– Actúan como la escoria que siempre he sabido que eran. No te imaginas lo feliz que soy de salir de este nido de cucarachas. Ni siquiera me molesta tener que embalar todo esto yo sola. Bueno, digamos que apenas me molesta. ¿Estabas en la agenda de Freeman? Creí que me había comunicado con todos -Catherine se había criado en Jackson, Mississippi, y nunca había hecho el menor esfuerzo por adoptar el acento de los yankis que la rodeaban.
– No. He intentado llamar esta mañana y no me he podido comunicar, por eso he venido en persona. ¿Necesitas ayuda?
Sonrió.
– La necesito, cielo, pero todo esto son expedientes confidenciales. Tengo que cuidar de ellos yo misma. ¿Qué podemos hacer por ti? Freeman se ha quedado en casa hoy, pero si hubieses sido arrestada o algo por el estilo estaría encantado de entrar en acción.

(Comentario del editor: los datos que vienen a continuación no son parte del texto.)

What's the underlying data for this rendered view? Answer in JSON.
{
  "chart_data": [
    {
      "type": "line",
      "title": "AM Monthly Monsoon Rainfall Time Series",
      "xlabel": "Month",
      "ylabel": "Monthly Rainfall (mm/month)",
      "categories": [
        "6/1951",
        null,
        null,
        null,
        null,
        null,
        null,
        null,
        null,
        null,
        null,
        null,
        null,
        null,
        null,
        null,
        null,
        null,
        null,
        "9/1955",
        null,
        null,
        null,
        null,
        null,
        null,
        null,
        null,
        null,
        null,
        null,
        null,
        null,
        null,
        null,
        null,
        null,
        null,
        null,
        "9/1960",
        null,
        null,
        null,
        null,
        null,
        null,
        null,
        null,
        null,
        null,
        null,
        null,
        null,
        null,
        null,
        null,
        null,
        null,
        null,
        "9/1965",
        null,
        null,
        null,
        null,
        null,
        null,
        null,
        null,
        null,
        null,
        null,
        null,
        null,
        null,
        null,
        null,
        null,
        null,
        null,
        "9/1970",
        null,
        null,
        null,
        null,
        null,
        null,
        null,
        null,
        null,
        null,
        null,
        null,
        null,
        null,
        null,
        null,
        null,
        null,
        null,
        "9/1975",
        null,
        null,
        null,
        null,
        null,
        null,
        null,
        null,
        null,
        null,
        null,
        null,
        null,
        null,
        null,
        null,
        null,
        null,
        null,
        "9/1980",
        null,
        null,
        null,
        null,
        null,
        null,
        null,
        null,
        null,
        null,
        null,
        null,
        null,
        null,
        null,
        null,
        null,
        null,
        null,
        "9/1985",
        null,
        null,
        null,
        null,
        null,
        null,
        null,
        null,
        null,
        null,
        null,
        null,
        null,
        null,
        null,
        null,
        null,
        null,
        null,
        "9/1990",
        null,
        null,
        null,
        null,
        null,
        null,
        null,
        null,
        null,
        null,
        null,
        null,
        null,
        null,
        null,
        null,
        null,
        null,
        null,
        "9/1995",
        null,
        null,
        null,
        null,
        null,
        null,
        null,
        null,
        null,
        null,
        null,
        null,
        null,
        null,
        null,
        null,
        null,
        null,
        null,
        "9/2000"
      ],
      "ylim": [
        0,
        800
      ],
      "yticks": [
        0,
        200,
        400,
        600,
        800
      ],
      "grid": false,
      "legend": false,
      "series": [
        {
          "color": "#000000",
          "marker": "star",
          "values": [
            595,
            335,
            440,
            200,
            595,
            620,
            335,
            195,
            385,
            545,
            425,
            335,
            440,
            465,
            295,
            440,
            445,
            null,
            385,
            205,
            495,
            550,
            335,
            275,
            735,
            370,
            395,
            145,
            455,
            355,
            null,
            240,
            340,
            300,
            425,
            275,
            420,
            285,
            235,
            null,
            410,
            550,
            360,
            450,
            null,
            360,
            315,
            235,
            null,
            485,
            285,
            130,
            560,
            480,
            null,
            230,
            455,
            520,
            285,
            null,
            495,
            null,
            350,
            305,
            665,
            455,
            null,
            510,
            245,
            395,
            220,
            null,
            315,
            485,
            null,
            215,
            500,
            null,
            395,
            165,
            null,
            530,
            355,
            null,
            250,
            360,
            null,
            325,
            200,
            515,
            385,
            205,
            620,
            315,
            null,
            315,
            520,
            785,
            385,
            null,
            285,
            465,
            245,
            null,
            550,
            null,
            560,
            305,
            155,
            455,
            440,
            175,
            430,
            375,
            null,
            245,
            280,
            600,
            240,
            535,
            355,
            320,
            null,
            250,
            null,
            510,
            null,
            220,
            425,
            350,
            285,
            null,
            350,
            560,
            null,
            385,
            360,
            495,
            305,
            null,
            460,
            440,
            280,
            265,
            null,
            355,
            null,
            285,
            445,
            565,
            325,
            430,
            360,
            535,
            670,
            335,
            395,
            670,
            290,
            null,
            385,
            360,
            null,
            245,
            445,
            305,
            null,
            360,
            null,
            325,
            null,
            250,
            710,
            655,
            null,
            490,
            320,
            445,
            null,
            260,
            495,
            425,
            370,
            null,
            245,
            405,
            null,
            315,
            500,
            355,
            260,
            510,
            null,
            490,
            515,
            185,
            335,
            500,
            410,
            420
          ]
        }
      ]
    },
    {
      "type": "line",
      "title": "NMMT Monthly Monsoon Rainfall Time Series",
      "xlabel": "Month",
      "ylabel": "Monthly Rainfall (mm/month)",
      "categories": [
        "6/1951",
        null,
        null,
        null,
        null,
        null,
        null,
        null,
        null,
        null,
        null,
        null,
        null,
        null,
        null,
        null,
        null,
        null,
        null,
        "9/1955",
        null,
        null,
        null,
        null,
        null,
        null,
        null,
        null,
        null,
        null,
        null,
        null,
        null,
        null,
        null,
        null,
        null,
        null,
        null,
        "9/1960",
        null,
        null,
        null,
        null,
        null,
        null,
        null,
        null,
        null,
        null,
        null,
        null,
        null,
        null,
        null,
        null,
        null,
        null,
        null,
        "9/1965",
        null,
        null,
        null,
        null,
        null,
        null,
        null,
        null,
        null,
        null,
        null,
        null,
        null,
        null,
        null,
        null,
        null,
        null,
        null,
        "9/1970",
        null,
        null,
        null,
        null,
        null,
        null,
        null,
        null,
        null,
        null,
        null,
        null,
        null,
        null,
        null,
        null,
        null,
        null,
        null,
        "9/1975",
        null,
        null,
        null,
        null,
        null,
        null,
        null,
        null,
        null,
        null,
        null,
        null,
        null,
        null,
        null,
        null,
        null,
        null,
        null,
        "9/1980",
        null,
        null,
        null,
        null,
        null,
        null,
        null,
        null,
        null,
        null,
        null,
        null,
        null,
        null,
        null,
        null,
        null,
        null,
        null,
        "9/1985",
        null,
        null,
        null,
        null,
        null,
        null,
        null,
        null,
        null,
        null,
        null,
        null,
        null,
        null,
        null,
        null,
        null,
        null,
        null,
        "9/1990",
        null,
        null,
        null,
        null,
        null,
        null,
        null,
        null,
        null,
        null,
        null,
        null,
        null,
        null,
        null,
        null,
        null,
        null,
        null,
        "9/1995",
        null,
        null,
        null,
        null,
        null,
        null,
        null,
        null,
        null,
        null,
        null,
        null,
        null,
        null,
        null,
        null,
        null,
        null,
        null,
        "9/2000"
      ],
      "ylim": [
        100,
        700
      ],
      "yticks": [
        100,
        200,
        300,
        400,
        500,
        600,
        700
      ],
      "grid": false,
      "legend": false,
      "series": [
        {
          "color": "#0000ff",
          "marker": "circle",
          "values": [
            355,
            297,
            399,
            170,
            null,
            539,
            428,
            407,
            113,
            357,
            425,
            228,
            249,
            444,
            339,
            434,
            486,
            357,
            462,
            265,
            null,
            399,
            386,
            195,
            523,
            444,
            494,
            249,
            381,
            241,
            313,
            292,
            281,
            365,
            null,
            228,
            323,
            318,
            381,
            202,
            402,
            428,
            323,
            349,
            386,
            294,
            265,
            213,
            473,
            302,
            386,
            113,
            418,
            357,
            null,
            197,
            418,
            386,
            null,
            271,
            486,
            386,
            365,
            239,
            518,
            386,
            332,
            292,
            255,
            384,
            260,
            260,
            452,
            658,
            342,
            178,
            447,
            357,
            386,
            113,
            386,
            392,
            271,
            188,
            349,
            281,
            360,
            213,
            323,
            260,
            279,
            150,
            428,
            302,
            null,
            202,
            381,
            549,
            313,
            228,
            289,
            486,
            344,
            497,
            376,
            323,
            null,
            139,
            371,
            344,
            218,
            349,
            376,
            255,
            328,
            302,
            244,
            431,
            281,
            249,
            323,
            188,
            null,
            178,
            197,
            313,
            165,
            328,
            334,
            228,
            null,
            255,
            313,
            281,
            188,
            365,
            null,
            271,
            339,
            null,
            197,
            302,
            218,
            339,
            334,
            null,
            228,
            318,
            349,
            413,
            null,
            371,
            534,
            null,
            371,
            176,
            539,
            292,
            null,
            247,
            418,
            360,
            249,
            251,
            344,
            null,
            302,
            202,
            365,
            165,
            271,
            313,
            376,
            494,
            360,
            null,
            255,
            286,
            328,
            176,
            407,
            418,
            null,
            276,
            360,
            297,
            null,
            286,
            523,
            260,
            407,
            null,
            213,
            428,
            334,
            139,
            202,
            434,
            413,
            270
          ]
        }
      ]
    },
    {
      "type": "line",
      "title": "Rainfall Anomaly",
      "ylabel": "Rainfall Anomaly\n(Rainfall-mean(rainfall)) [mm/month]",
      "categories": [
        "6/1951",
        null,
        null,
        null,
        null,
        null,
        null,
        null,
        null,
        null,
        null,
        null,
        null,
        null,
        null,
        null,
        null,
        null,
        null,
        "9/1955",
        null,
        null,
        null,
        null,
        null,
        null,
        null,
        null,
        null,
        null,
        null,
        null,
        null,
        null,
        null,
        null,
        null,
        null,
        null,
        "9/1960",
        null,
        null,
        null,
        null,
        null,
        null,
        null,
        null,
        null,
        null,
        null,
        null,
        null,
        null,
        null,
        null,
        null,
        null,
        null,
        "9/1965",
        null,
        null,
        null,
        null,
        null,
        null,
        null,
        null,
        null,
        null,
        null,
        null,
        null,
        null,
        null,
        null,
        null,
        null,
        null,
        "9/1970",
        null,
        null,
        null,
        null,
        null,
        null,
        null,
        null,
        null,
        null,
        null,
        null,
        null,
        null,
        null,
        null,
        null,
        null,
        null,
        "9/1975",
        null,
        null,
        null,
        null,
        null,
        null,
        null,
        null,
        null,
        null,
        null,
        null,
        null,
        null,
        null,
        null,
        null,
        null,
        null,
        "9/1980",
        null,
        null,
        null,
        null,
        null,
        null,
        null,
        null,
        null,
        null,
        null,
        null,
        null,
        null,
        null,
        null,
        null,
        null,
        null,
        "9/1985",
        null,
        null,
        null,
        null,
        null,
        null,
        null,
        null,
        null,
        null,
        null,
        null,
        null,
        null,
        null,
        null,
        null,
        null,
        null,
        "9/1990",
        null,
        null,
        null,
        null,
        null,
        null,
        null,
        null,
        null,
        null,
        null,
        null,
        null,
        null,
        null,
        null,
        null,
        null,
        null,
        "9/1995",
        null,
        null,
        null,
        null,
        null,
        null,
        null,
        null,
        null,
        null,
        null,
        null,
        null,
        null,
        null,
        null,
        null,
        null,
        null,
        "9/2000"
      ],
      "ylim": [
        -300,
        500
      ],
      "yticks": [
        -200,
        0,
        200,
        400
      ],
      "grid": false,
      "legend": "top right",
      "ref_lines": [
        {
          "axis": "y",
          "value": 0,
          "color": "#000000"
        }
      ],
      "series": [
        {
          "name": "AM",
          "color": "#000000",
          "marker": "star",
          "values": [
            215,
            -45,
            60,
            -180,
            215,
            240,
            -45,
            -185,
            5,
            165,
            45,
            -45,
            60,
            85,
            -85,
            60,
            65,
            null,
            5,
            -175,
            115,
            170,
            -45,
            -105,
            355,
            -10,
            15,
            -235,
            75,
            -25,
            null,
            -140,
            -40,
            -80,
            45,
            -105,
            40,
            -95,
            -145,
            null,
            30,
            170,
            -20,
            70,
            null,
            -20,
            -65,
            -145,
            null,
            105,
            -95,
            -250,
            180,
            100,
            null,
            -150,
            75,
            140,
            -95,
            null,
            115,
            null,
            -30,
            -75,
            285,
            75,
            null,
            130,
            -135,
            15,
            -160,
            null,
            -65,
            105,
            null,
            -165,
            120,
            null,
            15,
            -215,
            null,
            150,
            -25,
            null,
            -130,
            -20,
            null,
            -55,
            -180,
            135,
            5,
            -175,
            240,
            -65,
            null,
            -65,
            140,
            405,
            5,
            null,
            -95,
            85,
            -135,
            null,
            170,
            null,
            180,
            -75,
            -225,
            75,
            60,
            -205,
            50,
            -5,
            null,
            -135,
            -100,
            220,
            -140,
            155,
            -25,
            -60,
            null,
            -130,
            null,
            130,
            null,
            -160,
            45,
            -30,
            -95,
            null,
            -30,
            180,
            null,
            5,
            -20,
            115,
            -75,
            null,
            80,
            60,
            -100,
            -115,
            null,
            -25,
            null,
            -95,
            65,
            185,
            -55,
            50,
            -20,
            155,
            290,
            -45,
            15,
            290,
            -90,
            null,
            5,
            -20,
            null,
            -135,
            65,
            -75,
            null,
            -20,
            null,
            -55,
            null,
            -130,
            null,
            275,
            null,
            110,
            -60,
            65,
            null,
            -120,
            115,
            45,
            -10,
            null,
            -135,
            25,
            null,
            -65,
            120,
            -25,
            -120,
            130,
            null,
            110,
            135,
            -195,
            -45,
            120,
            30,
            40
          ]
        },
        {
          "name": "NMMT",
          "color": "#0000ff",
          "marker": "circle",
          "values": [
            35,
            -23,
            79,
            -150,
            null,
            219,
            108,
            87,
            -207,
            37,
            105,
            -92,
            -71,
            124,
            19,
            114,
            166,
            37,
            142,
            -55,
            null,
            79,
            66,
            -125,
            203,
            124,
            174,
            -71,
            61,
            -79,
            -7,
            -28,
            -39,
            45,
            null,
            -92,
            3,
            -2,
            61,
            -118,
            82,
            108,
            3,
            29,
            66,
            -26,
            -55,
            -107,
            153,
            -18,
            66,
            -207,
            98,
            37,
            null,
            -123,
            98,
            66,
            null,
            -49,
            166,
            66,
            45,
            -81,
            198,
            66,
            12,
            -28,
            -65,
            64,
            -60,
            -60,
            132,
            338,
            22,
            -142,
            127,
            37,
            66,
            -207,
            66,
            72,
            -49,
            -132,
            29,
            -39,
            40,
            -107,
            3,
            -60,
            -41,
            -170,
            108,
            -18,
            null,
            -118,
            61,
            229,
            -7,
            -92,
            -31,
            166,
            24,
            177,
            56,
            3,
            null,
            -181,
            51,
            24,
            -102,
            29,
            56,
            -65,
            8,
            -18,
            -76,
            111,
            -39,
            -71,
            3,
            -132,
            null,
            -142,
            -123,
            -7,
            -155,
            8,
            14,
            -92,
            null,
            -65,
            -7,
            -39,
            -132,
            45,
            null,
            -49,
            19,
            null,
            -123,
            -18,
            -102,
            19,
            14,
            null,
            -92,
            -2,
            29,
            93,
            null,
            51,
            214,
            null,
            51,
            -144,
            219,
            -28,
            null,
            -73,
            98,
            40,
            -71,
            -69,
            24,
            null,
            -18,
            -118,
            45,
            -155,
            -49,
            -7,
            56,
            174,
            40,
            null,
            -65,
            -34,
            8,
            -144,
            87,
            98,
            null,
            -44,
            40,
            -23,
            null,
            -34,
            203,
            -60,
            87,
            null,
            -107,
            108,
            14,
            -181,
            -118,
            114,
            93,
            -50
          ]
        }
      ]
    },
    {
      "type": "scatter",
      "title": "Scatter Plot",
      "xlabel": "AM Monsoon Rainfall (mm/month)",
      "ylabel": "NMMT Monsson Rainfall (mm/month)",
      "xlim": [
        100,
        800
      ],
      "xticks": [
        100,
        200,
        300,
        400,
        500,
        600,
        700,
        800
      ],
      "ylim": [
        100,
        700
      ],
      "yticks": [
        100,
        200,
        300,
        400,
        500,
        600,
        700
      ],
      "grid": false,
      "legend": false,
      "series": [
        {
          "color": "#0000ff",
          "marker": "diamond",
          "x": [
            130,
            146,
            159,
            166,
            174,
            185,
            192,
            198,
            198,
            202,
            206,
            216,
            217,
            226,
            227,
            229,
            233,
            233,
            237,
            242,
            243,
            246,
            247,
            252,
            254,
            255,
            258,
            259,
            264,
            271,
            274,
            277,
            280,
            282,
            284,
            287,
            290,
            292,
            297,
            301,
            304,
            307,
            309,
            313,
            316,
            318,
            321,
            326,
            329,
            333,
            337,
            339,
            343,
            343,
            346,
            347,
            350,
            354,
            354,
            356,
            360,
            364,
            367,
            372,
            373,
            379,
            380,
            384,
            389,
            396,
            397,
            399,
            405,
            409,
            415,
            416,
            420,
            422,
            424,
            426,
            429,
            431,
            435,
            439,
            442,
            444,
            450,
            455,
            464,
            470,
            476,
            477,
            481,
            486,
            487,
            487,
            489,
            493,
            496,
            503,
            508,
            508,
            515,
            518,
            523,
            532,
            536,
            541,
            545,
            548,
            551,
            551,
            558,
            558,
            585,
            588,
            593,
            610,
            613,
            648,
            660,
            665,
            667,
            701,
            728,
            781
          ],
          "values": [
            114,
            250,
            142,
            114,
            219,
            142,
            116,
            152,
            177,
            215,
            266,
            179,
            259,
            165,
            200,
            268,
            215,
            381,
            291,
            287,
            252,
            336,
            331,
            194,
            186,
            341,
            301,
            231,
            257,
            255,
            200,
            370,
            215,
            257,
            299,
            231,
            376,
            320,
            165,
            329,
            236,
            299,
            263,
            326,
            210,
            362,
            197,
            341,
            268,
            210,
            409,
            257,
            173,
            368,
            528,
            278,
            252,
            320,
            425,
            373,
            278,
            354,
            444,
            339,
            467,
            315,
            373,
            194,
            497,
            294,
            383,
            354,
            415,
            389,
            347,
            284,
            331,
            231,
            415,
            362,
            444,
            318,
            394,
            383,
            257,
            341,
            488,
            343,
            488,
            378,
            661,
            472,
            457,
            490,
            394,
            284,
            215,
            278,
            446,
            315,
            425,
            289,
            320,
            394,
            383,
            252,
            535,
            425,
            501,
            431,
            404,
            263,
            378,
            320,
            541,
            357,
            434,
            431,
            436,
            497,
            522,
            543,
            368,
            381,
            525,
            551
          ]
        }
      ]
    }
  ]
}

– No se trata de algo tan interesante. Sólo quería buscar a alguien en el Lexus; puede esperar hasta que estéis en vuestros nuevos cuarteles -también podía acercarme a Springfield y consultar manualmente los archivos. No era mi actividad favorita, pero sin duda era mejor que quedarme estancada con el problema unas cuantas semanas más.
Catherine gruñó.
– ¿Por qué no me apuntas lo que necesitas? Todavía tengo un par de amigos en este nido de ratas. Si no me tienen demasiada envidia por abandonar el barco, alguno de ellos podría hacer ese trabajo por mí.
Apunté la dirección de Diamond Head y su tipo de actividad.
– Sólo quiero los propietarios y la junta directiva. No necesito ningún informe financiero, al menos no por el momento. ¿Dónde vais a estableceros?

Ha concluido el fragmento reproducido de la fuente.